When I have a topic to get off my chest – from observations I made about older male sci-fi readers to my excitement about The Rise of Skywalker to the unpleasant happenings in the British Royal family – my first instinct is to create a thread on Twitter. Because – I tell myself – it’s quick and easy. It will reach an audience in real time. It will start a conversation. That’s the hope anyway.

Again, these long threads don’t start many conversations. And over the last few months I’ve been wondering if my blog was the better platform/soap box. If I’m going to put that much work into long, long threads, I might as well post them where I have more control… where I’m not spitting out words in an obsessive and breathless rush.

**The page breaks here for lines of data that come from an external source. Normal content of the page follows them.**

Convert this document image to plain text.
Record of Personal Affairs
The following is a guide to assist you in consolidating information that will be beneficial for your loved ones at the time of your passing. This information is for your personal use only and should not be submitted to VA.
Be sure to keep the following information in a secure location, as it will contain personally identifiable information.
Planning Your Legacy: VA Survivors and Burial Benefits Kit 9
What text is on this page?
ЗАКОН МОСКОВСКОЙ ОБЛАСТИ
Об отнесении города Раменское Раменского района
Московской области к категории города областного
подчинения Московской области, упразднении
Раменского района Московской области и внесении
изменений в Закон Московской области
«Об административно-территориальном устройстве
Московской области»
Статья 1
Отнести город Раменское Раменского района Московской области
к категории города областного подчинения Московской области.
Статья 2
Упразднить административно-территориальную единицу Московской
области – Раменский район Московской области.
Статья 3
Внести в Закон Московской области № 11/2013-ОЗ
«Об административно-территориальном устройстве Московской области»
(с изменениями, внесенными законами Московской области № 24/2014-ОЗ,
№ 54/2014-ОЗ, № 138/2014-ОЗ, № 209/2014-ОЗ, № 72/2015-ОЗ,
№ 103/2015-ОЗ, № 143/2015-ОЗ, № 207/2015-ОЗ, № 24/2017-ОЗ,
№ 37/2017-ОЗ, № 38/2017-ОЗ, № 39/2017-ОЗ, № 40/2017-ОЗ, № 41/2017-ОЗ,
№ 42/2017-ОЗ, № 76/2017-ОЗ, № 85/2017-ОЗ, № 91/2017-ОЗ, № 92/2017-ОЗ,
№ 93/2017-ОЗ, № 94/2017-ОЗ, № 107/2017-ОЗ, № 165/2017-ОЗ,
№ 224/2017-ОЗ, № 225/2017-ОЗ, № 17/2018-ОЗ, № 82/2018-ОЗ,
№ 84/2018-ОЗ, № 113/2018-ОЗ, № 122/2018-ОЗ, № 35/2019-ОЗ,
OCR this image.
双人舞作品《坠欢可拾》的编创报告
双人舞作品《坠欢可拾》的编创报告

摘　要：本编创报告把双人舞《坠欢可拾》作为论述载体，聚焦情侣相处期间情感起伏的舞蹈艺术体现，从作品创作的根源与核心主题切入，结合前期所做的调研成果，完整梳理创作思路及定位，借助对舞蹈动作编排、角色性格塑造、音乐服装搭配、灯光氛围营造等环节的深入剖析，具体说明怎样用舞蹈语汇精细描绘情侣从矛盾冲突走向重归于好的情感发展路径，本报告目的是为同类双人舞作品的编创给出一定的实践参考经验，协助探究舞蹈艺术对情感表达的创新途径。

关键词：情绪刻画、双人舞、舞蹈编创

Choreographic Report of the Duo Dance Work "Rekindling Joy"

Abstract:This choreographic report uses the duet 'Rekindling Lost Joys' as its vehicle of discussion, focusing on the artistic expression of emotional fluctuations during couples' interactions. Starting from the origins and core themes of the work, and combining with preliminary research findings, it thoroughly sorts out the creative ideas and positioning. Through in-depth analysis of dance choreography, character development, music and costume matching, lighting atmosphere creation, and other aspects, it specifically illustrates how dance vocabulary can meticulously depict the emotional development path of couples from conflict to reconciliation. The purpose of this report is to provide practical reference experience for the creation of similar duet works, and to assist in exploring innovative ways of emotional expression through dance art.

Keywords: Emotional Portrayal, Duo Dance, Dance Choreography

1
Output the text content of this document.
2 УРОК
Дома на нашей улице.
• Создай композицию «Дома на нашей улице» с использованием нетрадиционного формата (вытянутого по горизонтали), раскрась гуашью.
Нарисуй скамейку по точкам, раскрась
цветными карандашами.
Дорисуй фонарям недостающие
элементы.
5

A blog post will always be more organized, more professional. Twitter is stream-of-conscious and messy. There is no edit button. That makes it perfect for random spew. A lot of people do write very thoughtful, useful, wonderful posts there, and I’ve learned tons from them. But… I don’t want it to be my first instinct. I don’t want to leave these topics in a raw messy-spew form. That’s why there’s a blog.

Photo by Mona Eendra at Unsplash

Chuck Wendig wrote some encouraging thoughts on blogging versus tweeting last week, which I’ve taken to heart. Blogs may be old school, but they’re still great tools and great practice and a safe space. Read his blog post here. To warn you (again), brace yourself for a little salty language. 😉

In sum, I’d love to produce at least two or three blog posts a month. I don’t know how feasible it will be when I get to drafting, but – again – there’s only one to find out: try.

The Year Ahead

So, these are my signposts (not resolutions) for 2020:

◽ Reestablish writing routine: mornings, evenings, quiet time at work.

◽ Query.

◽ Write the first drafts of two novels. Plan out future projects.

◽ Write (at least) two posts for Joy & Moxie each month. Blog more, tweet less.

◽ Continue studying Old English.

◽ Invest in friendships.

◽ Take time to rest my brain with little hobbies, more books to read (less television), and exercise.

◽ To learn to give myself grace when life doesn’t go according to plan, practice gratitude, never stop learning.

That’s all for now! Happy (16-day-old) New Year!

2 Comment

  1. Thank you for posting your intimate thoughts, Miss Jillian. How lucky am I to have you as my friend. We discover when we write and realize the heart of language is love.